Coleman’s legal team is headed by Ben Ginsberg, who helped mastermind the halt in the vote count in Florida in the 2000 election. The outcome then was finally decided when the U.S. Supreme Court installed George W. Bush in the White House. This newspaper headlined it: “A very American coup.” Ginsberg and other Coleman lawyers have repeatedly cited “Bush v. Gore” in their arguments against seating Franken.

But the three-judge panel methodically shot down every argument presented by Coleman’s team, pointing out that a count of 351 absentee ballots widened Franken’s lead from 225 votes to 312 out of nearly 3 million ballots cast. The judges ruled that “Franken received the highest number of legally cast ballots” and is “entitled to receive the election certificate.”

Colleen Rowley, a Minnesotan who won fame as the FBI whistleblower who warned her superiors that Al-Qaeda terrorists were training at flight schools across the country months before Sept. 11, 2001, also voiced anger at Coleman’s moves.

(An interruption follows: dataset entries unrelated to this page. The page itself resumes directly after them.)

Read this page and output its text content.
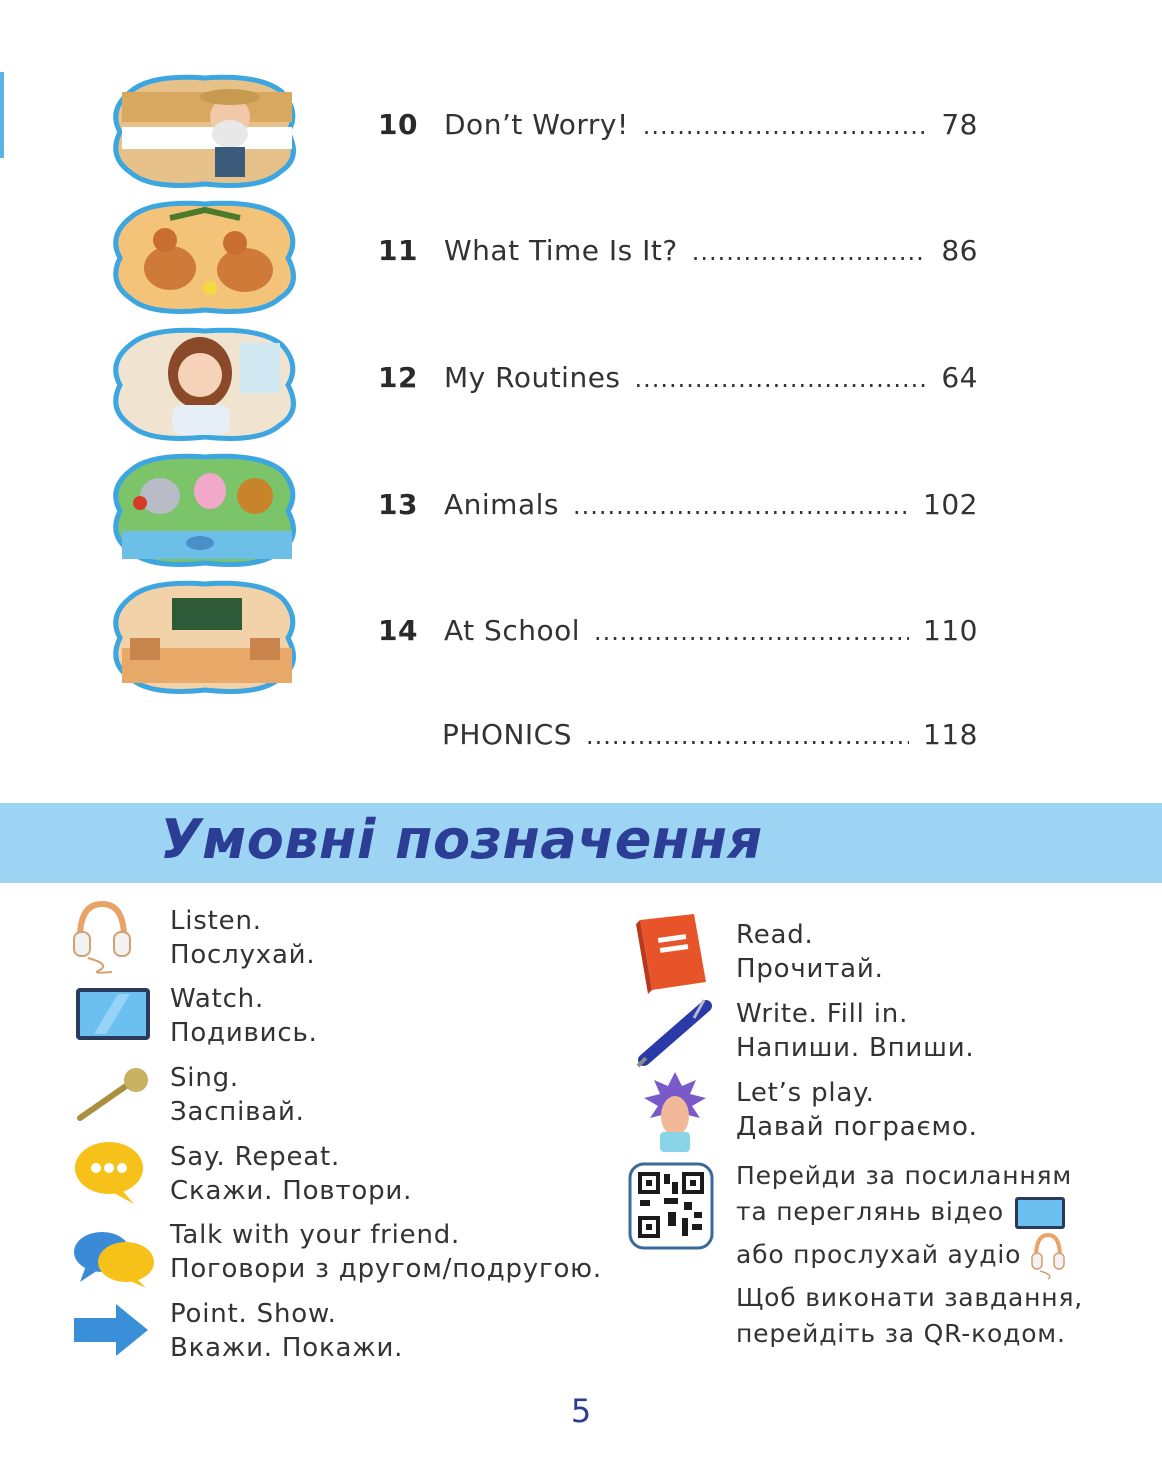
10 Don’t Worry! .....	78
11 What Time Is It? .....	86
12 My Routines .....	64
13 Animals .....	102
14 At School .....	110
PHONICS .....	118
Умовні позначення
Listen.
Послухай.
Watch.
Подивись.
Sing.
Заспівай.
Say. Repeat.
Скажи. Повтори.
Talk with your friend.
Поговори з другом/подругою.
Point. Show.
Вкажи. Покажи.
Read.
Прочитай.
Write. Fill in.
Напиши. Впиши.
Let’s play.
Давай пограємо.
Перейди за посиланням
та переглянь відео
або прослухай аудіо
Щоб виконати завдання,
перейдіть за QR-кодом.
5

“I was a strong Franken supporter from the beginning,” she said in a telephone interview. Franken should have been seated immediately pending the outcome of the ballot recount, she said. “Certainly now he should be seated. The Republicans are using the process in a tactical way to keep that one Democratic vote out of the Senate.”

She decried the “corrupting influence of big money,” with $50 million spent by both candidates in the election itself plus another $6 million in legal costs as Coleman attempts to overturn the result. “There is a solution, the bipartisan Fair Elections Now bill that moves in the direction of public financing of elections. It would take the special interest money out of our elections … the pharmaceuticals, oil, the military corporations.”

Rowley, who narrowly lost her bid for a seat in Congress in 2006, praised Franken’s “clear stand on workers’ rights.”

“He has always had that Wellstone outlook of being ‘for the little fella’,” she said. “I think Franken is the ‘real deal’ on these worker issues.”

Rowley spoke of the continuing 9/11 nightmare. “Eight years later we are still involved and paying for this ‘war on terror.’ Bush used 9/11 to launch two wars. You think 9/11 is over but it is still going on. We should seek common-sense ways of reducing terrorism around the world, but we increase the terrorism when we bomb civilians.”

She criticized elected officials from both parties who joined in a pro-war rally in Minneapolis supporting Israel’s siege of Gaza. Franken spoke at that rally, she said.

“From the peace community we want to send the message of the need to seek diplomatic and economic solutions, that get down to the root causes of violence and not rely on military means or bombing.”

Minnesota’s late Sen. Paul Wellstone, whose seat is at issue now, “voted against the Iraq war, the only senator running for reelection who had the courage to do that,” Rowley said. “I hope our newly elected Senator Franken has the courage” to follow in Wellstone’s footsteps.

Franken reacted to the judges’ ruling from his home in Minneapolis. “We didn’t fight hard simply because we wanted to win,” he said. “We fought hard because the American dream is slipping away for far too many working families in this state and around the country. The sooner I can get to work, the better.”